L’exemple de la BTC mahoraise
C’est pourquoi, ce mardi, à l’initiative de la sénatrice PS réunionnaise, Audrey Belim, 15 sénateurs publiaient une tribune la veille de l’examen au Sénat de la « proposition de loi expérimentant l’encadrement des loyers et améliorant l’habitat dans les Outre-mer », donc ce mercredi 5 mars. Le texte a déjà été adopté en Commission des Affaires économiques du Sénat, le 19 février 2025. Étonnamment, il ne comporte plus qu’un seul article, sur « l’Expérimentation d’un encadrement des loyers en Outre-mer » qui permet aux collectivités ultramarines de candidater à l’encadrement des loyers jusqu’en 2026, puis de le prolonger pour un an, en visant à rendre les loyers plus abordables dans les zones où la demande est forte. C’est le second volet du projet de loi, et permettrait de ne plus connaitre les envolées de prix des loyers, notamment d’actualité à Mayotte dans un contexte de pénurie d’habitat en dur après Chido. « A La Réunion, en 5 ans, les loyers dans le parc locatif privé ont augmenté de 35% », déplore Audrey Bélim.
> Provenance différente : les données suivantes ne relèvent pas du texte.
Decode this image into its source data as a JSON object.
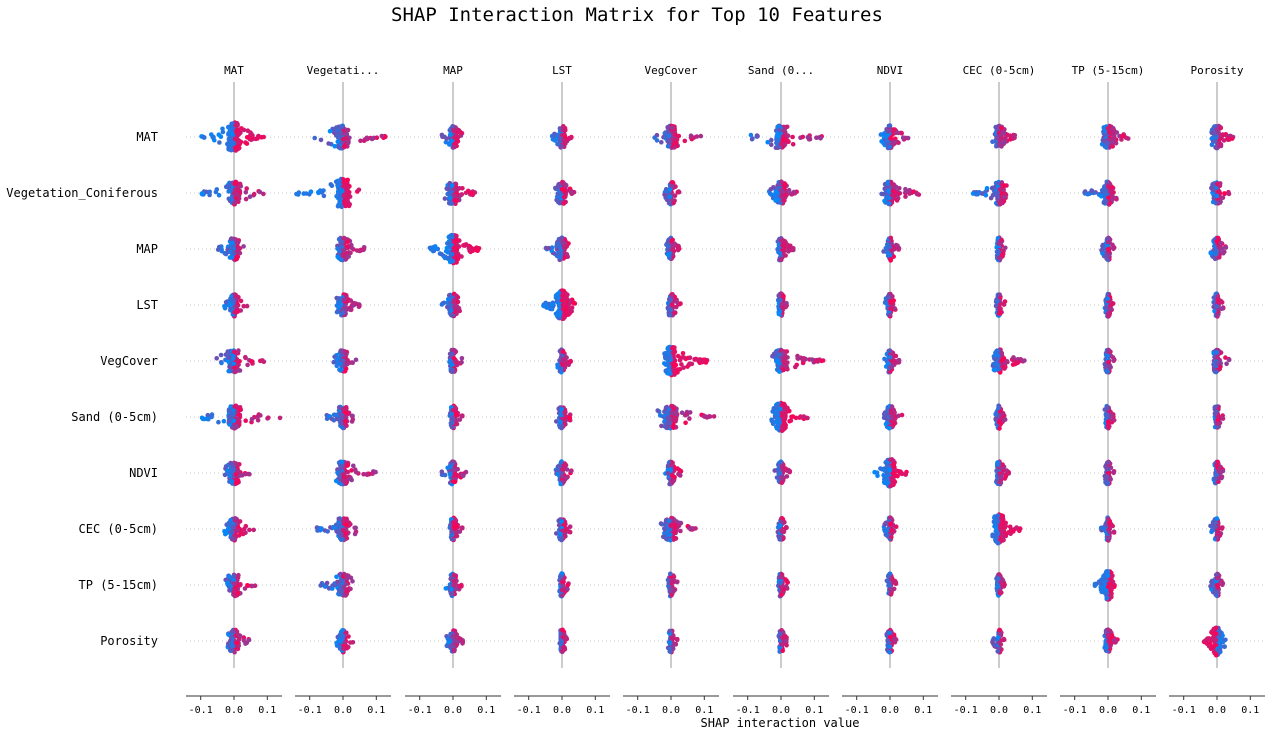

Ont notamment été écartés en commission l’article 2 sur l’extension des Quartiers Prioritaires Politique de la Ville, et l’article 3 sur la création de Centres scientifiques et techniques du bâtiment. Ce dernier avait comme ambition de donner une garantie de qualité sur l’utilisation de matériaux locaux désormais autorisée. Il a été précisé que « des discussions doivent être approfondies » sur ce sujet.
Dans leur tribune les sénateurs justifient la dérogation européenne, en soulignant que l’utilisation de matériaux régionaux permettrait de créer de l’emploi et donc de développer les filières locales du BTP, de baisser les coûts des matériaux et l’empreinte environnementale que provoquait leur importation.
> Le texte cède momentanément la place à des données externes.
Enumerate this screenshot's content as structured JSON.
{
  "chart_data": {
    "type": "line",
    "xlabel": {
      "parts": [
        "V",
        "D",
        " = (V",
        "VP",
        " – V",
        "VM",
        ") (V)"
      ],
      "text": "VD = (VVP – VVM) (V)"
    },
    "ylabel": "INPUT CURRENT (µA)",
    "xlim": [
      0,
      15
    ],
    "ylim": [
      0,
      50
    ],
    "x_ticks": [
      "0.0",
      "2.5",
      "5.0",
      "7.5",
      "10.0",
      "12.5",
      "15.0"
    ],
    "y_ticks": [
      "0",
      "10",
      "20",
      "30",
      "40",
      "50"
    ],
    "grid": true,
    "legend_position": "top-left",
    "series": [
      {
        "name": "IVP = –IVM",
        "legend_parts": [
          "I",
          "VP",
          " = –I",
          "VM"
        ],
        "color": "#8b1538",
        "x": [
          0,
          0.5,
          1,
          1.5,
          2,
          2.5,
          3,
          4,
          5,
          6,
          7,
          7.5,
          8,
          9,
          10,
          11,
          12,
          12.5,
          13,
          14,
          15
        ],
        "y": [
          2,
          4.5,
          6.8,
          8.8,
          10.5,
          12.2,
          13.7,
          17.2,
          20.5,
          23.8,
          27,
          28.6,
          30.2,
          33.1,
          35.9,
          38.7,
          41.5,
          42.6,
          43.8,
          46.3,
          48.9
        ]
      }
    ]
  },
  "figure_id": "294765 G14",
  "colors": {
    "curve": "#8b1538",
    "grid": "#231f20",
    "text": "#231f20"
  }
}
En citant l’exemple mahorais, « la Brique de Terre Compressée (BTC) utilisée dans la construction du lycée des métiers du Bâtiment a démontré son excellence, résistant au passage du cyclone Chido », ou calédonien, où « le Registre de la Construction permet depuis 2020 de garantir la qualité des constructions tout en valorisant les ressources locales », ou encore réunionnais, « la nouvelle École nationale supérieure d’architecture s’apprête à devenir un centre d’excellence pour l’architecture tropicale durable ».
Du local, mais qualitatif

Et ils mettent en garde : la proposition de loi expérimentant l’encadrement des loyers dans les Outre-mer doit prévoir la création de comités relatifs aux produits de construction qui doivent être à la hauteur des défis qualitatifs : « Ils ne doivent pas pouvoir valider des matériaux à la qualité fragile : nos concitoyens ultramarins comme les assureurs ne feraient pas confiance et ne les utiliseraient pas. » Pour valider sur un plan technique ces matériaux, ils demandent « des procédures rigoureuses », associant notamment les assureurs et l’Etat. »
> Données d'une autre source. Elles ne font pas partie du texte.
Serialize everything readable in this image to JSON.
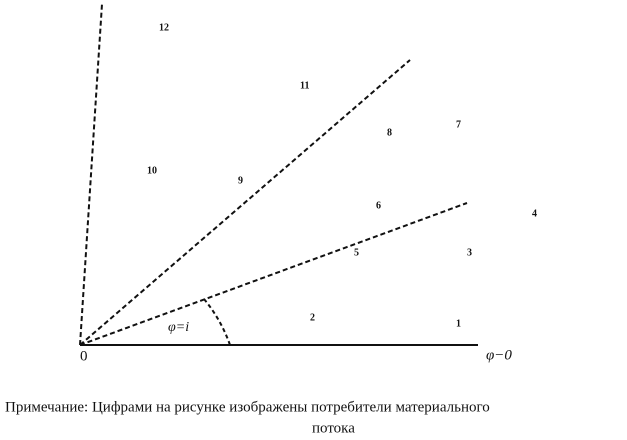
{
  "diagram": {
    "origin_label": "0",
    "angle_label": "φ=i",
    "axis_label": "φ−0",
    "consumers": [
      "1",
      "2",
      "3",
      "4",
      "5",
      "6",
      "7",
      "8",
      "9",
      "10",
      "11",
      "12"
    ]
  },
  "caption": {
    "lines": [
      "Примечание: Цифрами на рисунке изображены потребители материального",
      "потока"
    ]
  }
}
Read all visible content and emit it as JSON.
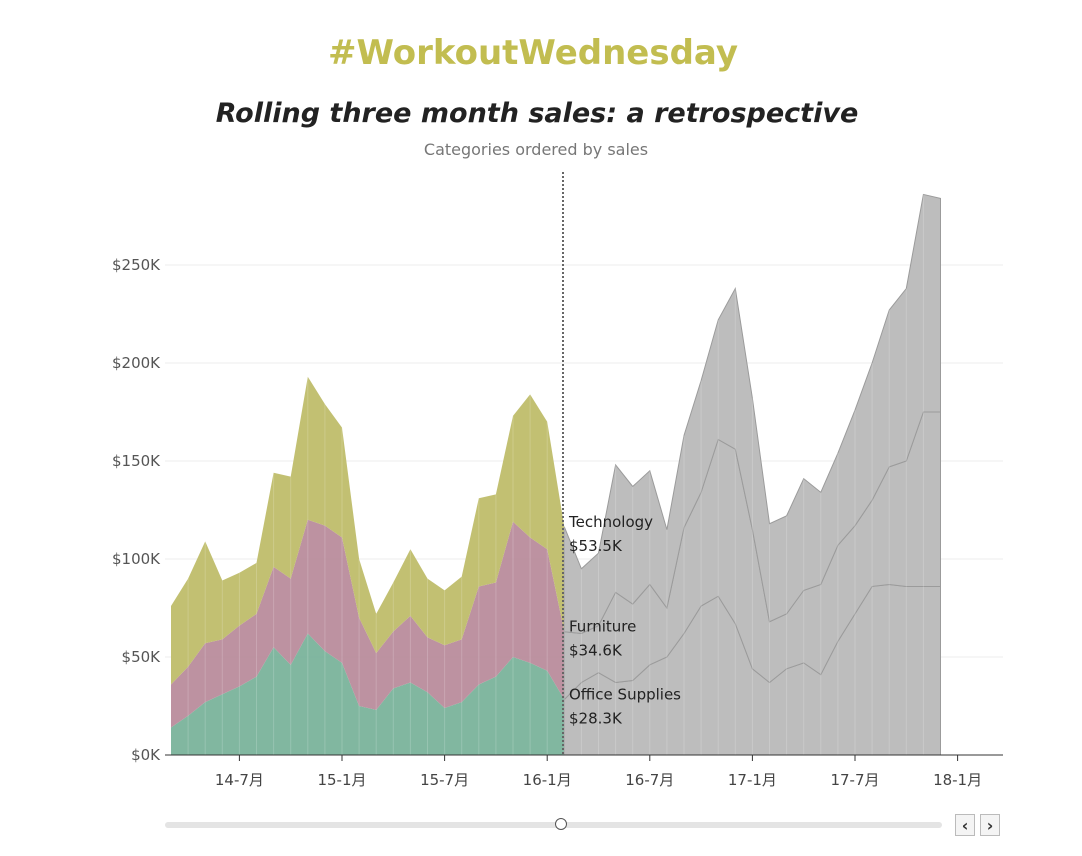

L’enjeu est de taille puisque sur l’ensemble des territoires ultramarins, le besoin serait de 155.000 logements, toujours selon Mahieddine Hedli, or, seulement 3.100 étaient sortis en 2020, il faut dire que la crise sanitaire du Covid avait freiné les bétonnières. La loi égalité réelle mettait la barre à 15.000 par an.
Pour la sénatrice Micheline Jacques, le cataclysme cyclonique à Mayotte aurait pu permettre le sursaut demandé : « Je regrette que le Gouvernement n’ait pas donné mission à l’Établissement public* d’élaborer des référentiels des matériaux de construction adaptés à Mayotte en complément du marquage RUP dont le chantier tarde à aboutir », avait-elle plaidé lors des débats sur le projet de loi d’urgence pour Mayotte au Sénat.
Il serait paradoxal que l’Europe fasse montre de souplesse, et que l’Etat concerné ne le suive pas. On attend donc que les parlementaires approuvent et encadrent des marquages locaux, « RUP Antilles », « RUP océan Indien », ou « RUP Guyane ». Une avancée précieuse dans le contexte de (re)construction post-Chido de Mayotte.